Note that you may quickly find your disk access speed to become a bottleneck and for this reason and others you should consider playing with the number of partitions as well as the number of input chunks (how many reducers and mappers, respectively) to find your system’s optimal throughput for this job.

As a variation on the above, remember that our simple_innerjoin.py script has the capability to read its input data from a local file instead of DDFS – try running again with a local file supplied as the location of the input (instead of data:bigger_sets). Did you get an error message with “Invalid tag (403)”? If so, you need to ensure Disco recognizes that you are supplying a filename and not the name of a tag. Did you get an error message with “IOError: [Errno 2] No such file or directory”? If so, you either need to supply the full path to the file (not a relative path name) or that path may not be available to Disco everywhere (if so, a good reason to use DDFS again). Was your run faster or slower than using DDFS?

After playing with ever larger volumes of data and tweaking the controls that Disco provides, you’ll quickly gain confidence in being able to throw any size job at Disco and knowing how to go about implementing a solution.

simple_innerjoin.py listing

Complete source all in one place:

from disco.core import Job, result_iterator
import csv, sys


class CsvInnerJoiner(Job):
    partitions = 2
    sort = True

    def map(self, row, params):
        yield row[0], row[1:]

    @staticmethod
    def map_reader(fd, size, url, params):
        reader = csv.reader(fd, delimiter=',')
        for row in reader:
            yield row

    def reduce(self, rows_iter, out, params):
        from disco.util import kvgroup
        from itertools import chain
        #for url_key, descriptors in kvgroup(sorted(rows_iter)):
        for url_key, descriptors in kvgroup(rows_iter):
            merged_descriptors = list(chain.from_iterable(descriptors))
            if len(merged_descriptors) > 1:
                out.add(url_key, merged_descriptors)

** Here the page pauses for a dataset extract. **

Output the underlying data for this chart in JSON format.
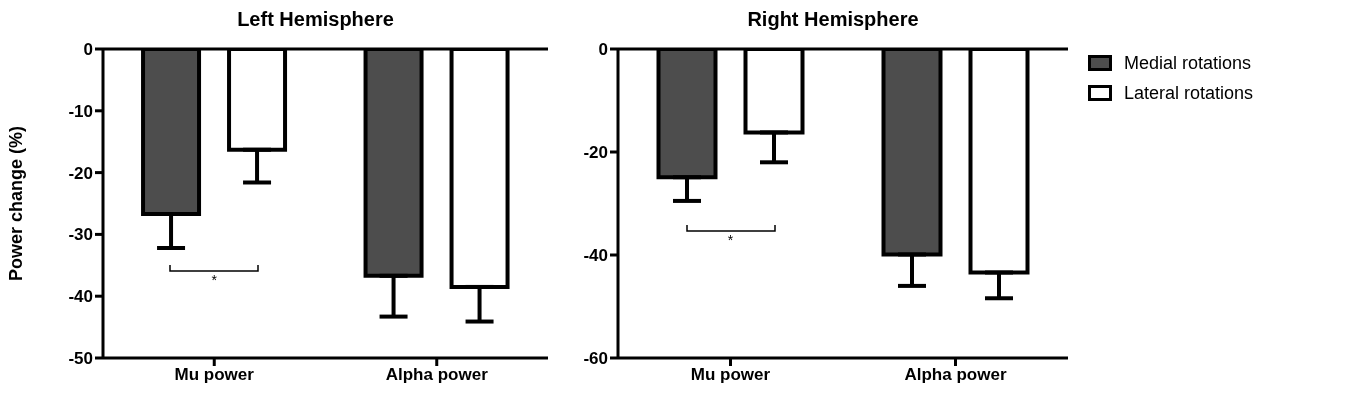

if __name__ == '__main__':
    input_filename = "input.csv"
    output_filename = "output.csv"
    if len(sys.argv) > 1:
        input_filename = sys.argv[1]
        if len(sys.argv) > 2:
            output_filename = sys.argv[2]

    from simple_innerjoin import CsvInnerJoiner
    job = CsvInnerJoiner().run(input=[input_filename])

    with open(output_filename, 'w') as fp:
        writer = csv.writer(fp)
        for url_key, descriptors in result_iterator(job.wait(show=True)):
            writer.writerow([url_key] + descriptors)

What next?

A natural next step in experimenting with partitioning involves chaining jobs together since the number of partitioned outputs from one job becomes the number of chunked inputs for the next. As a baby step, you could move the reduce() method implemented above into a second, chained job and replace it in the first job with a do-nothing substitute like disco.worker.classic.func.nop_reduce().

As already mentioned in the introductory Tutorial, the best way to learn is to pick a problem or algorithm that you know well, and implement it with Disco. After all, Disco was designed to be as simple as possible so you can concentrate on your own problems, not on the framework.